Recently we had a new baby in the family. The young parents are requesting that we all wash our hands any time we want to pick the baby up. And wear masks if we’ve been traveling. I thought that was a bit overdoing it, but rethinking it, and reading the words of the esteemed Dr. Fauci, I realize that any precautions we can take these days against viruses is good. The hemophilia community knows this after enduring the horror of the 1990s, when HIV was rampant in the blood supply. In Fauci’s own words:
“Chickenpox is a virus. Lots of people have had it, and probably don’t think about it much once the initial illness has passed. But it stays in your body and lives there forever, and maybe when you’re older, you have debilitatingly painful outbreaks of shingles. You don’t just get over this virus in a few weeks, never to have another health effect. We know this because it’s been around for years, and has been studied medically for years.
“Herpes is also a virus. And once someone has it, it stays in your body and lives there forever, and anytime they get a little run down or stressed-out they’re going to have an outbreak. Maybe every time you have a big event coming up (school pictures, job interview, big date) you’re going to get a cold sore. For the rest of your life. You don’t just get over it in a few weeks. We know this because it’s been around for years, and been studied medically for years.
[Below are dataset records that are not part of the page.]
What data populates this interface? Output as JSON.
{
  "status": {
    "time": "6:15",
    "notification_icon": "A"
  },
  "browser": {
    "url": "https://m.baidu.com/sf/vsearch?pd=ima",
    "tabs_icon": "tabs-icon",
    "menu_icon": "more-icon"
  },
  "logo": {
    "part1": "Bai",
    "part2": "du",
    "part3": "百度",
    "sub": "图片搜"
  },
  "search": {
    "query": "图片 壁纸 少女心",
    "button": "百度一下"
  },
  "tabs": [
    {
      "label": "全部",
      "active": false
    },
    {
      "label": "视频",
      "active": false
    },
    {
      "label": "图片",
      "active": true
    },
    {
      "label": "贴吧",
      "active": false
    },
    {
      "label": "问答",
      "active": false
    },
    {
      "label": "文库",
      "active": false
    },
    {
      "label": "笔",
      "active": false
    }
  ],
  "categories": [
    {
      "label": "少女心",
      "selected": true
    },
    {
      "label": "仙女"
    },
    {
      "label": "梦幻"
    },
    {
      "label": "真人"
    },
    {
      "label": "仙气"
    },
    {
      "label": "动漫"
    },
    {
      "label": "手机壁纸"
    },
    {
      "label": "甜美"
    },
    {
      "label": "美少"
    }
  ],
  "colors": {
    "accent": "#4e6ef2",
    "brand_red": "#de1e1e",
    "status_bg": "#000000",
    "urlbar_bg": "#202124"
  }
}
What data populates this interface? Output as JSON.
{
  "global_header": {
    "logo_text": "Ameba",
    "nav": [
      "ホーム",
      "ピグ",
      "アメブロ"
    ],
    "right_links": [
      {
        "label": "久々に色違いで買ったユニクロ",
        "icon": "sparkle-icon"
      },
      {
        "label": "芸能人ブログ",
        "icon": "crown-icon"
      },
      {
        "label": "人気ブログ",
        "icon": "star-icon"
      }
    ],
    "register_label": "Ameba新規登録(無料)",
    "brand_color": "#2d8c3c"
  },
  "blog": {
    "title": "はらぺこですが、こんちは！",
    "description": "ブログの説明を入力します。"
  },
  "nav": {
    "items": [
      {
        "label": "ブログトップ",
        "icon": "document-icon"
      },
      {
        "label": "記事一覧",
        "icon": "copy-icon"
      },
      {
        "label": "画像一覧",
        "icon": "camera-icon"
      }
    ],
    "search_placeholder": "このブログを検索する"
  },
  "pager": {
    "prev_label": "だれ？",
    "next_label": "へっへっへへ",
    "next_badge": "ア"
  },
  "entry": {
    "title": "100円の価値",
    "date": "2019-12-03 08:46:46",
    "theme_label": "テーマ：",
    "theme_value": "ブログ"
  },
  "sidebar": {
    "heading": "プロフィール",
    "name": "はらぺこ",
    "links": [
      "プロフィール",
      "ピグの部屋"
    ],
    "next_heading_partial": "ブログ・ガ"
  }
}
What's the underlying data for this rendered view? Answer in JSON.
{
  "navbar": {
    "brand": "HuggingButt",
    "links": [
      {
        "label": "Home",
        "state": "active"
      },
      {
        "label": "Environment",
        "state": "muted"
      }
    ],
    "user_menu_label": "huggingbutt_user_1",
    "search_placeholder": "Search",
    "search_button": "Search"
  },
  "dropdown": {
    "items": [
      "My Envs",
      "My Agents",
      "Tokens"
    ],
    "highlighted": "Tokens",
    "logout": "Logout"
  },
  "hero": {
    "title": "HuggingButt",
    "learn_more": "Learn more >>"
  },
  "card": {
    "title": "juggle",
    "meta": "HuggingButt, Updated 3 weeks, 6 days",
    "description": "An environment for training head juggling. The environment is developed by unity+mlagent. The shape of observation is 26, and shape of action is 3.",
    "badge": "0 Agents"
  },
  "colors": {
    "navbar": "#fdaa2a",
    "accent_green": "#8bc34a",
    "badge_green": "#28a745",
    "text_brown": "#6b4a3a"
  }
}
“HIV is a virus. It attacks the immune system and makes the carrier far more vulnerable to other illnesses. It has a list of symptoms and negative health impacts that goes on and on. It was decades before viable treatments were developed that allowed people to live with a reasonable quality of life. Once you have it, it lives in your body forever and there is no cure. Over time, that takes a toll on the body, putting people living with HIV at greater risk for health conditions such as cardiovascular disease, kidney disease, diabetes, bone disease, liver disease, cognitive disorders, and some types of cancer. We know this because it has been around for years, and had been studied medically for years.
“Now with COVID-19, we have a novel virus that spreads rapidly and easily. The full spectrum of symptoms and health effects is only just beginning to be cataloged, much less understood.
So far the symptoms may include:
Fever
Fatigue
Coughing
Pneumonia
Chills/Trembling
Acute respiratory distress
Lung damage (potentially permanent)
Loss of taste (a neurological symptom)
Sore throat
Headaches
Difficulty breathing
Mental confusion
Diarrhea
Nausea or vomiting
Loss of appetite
Swollen eyes
Blood clots
Seizures
Liver damage
Kidney damage
Rash
COVID toes (weird, right?)
“People testing positive for COVID-19 have been documented to be sick even after 60 days. Many people are sick for weeks, get better, and then experience a rapid and sudden flare up and get sick all over again. A man in Seattle was hospitalized for 62 days, and while well enough to be released, still has a long road of recovery ahead of him. Not to mention a $1.1 million medical bill.
Then there is MIS-C. Multisystem inflammatory syndrome in children is a condition where different body parts can become inflamed, including the heart, lungs, kidneys, brain, skin, eyes, or gastrointestinal organs. Children with MIS-C may have a fever and various symptoms, including abdominal pain, vomiting, diarrhea, neck pain, rash, bloodshot eyes, or feeling extra tired. While rare, it has caused deaths.
“This disease has not been around for years. No one knows yet the long-term health effects, or how it may present itself years down the road for people who have been exposed. We literally ‘do not know’ what we do not know.
“What we DO know [is we] are smart enough to be scared of how easily this is spread, and [we] recommend baseline precautions such as:
Frequent hand-washing
Physical distancing
Reduced social/public contact or interaction
Mask wearing
Covering your cough or sneeze
Avoiding touching your face
Sanitizing frequently touched surfaces
“The more things we can all do to mitigate our risk of exposure, the better off we all are, in my opinion. Not only does it flatten the curve and allow health care providers to maintain levels of service that aren’t immediately and catastrophically overwhelmed; it also reduces unnecessary suffering and deaths, and buys time for the scientific community to study the virus in order to come to a more full understanding of the breadth of its impacts in both the short and long term.”
I already got my flu and shingles vaccine this fall; did you?